Lignes à grande vitesse, des projets en Occitanie, mais pas pour les occitans.

Publié le par Matieu



Depuis quelques années maintenant, les projets de lignes à grande vitesse se multiplient un peu partout en Hexagone, à l'initiative de l'Etat et parfois des Régions.

 

Personne ne peut, sur le principe, s'opposer au fait de pouvoir gagner du temps dans ses différents trajets en train. Mais on il convient de se concentrer sur le fond du problème, et sur les conséquences de ces projets aux budgets faramineux.

 

La LGV Sud-Europe-Atlantique concernant les liaisons entre Paris et le Sud-Ouest, dont le protocole final pourrait être entériné dès le mois de novembre, coûterait au final plus de 14 milliards d'euros. Outre les conséquences évidentes de tels travaux sur l'environnement et les économies locales, le financement colossal qui pèse sur les collectivités locales entraînera dans un avenir proche des hausses d'impôts toutes aussi évidentes, avec des prévisions d'endettement des différentes collectivités sur 40 ou 50 ans.

 

L'autre LGV qui crée une vraie polémique en Occitanie est la future ligne Niça-Paris, ou plutôt Paris-Niça. Les derniers plans de la ligne, qui ne desservira ni Marselha ni Tolon, sont annoncés à travers la Vallée de l'Arc, au coeur de domaines de vignes. Se pose la question de savoir si, en plus de toutes ses contraintes, il est bien intelligent de financer un projet à 8 milliards d'euros pour économiser à peine plus d'une heure de trajet.

 

Les LGV pour qui?

 

A l'instar des lignes aériennes low cost que les financeurs assument être un outil indispensable pour attirer les populations étrangères, on peut se demander sans mauvais esprit pour qui ces lignes TGV sont faites ?

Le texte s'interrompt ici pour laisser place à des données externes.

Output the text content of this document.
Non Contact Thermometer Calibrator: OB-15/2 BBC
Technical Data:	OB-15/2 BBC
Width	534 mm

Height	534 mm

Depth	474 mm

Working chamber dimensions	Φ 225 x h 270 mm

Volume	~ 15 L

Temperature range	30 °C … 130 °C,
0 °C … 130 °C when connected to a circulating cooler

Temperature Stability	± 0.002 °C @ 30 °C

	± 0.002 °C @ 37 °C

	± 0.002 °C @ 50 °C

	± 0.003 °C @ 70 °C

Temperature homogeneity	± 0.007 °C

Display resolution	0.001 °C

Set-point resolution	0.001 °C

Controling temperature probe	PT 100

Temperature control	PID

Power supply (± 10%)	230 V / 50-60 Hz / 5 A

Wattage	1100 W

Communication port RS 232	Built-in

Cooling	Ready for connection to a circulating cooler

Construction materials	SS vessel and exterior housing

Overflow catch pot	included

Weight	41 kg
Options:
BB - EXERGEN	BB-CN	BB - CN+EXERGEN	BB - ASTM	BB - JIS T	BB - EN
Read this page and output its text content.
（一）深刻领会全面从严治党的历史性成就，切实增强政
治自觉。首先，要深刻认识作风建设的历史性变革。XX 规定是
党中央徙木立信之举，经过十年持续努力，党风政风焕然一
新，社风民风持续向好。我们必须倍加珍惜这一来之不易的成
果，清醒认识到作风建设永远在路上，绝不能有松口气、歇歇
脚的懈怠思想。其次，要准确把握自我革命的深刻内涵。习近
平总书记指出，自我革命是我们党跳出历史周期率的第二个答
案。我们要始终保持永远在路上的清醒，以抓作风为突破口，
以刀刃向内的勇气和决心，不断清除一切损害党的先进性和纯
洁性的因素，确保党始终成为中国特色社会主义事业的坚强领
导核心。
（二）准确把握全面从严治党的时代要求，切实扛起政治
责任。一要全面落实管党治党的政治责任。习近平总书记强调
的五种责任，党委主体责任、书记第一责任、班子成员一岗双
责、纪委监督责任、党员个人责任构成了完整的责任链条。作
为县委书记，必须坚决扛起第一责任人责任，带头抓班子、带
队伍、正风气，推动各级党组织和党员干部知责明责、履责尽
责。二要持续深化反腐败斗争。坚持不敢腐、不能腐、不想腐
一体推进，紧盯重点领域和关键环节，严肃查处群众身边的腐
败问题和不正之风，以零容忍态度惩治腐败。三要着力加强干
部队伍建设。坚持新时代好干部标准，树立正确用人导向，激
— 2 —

Bordèu –Paris, Tolosa-Paris, Niça-Paris, les quelques liaisons dites régionales ne cachent pas le squelette d'un grand projet centralisateur.

A moyen terme, le défi est lancé: pouvoir habiter en «province» et travailler dans la capitale.

 

 

Voyager en train, mais mieux et plus intelligent

 

Les coûts colossaux engagés dans la construction de ces grandes lignes auront un autre effet évident, et des plus pervers: accroître encore un peu plus la déliquescence des réseaux TER.

Depuis des années, voire depuis la création de la SNCF, le service ferroviaire public est en déclin. On met certes moins de temps de trajet d'une ville à l'autre, mais combien de lignes ont été fermées, faute de rentabilité ?

Il suffit de comparer les itinéraires proposés il y a presque 100 ans et les actuels. Le bilan est cruel mais réel: on ne peut plus aujourd'hui se déplacer où l'on veut en train, faute de défection chronique de la part de la SNCF, mais surtout de Réseaux Ferrées de France (RFF), propriétaire depuis sa création en 1997 du domaine ferroviaire hexagonal.

 

Comment, dans ces conditions, penser que les collectivités territoriales pourront, après s'être endettées à financer les grandes lignes de train, entretenir et développer les liaisons ferroviaires dites secondaires ? Ca n'est de toute façon plus leur priorité depuis longtemps.

 

Nos régions, nos pays occitans, jusqu'aux plus ruraux qui fondent l'âme même d'Occitania n'ont pas à devenir des points d'appui ou autres passages d'un réseau centralisé basé sur le rendement, un principe qui doit être banni de la logique des entreprises publiques.

 

S'opposer à ces projets , ça n'est pas s'opposer au progrès mais à des politiques bien précises de la part de l'Etat qui feront des régions occitanes soumises et un réseau ferroviaire totalement inadapté aux récentes dispositions prises par l'Etat à travers le Grenelle de l'Environnement.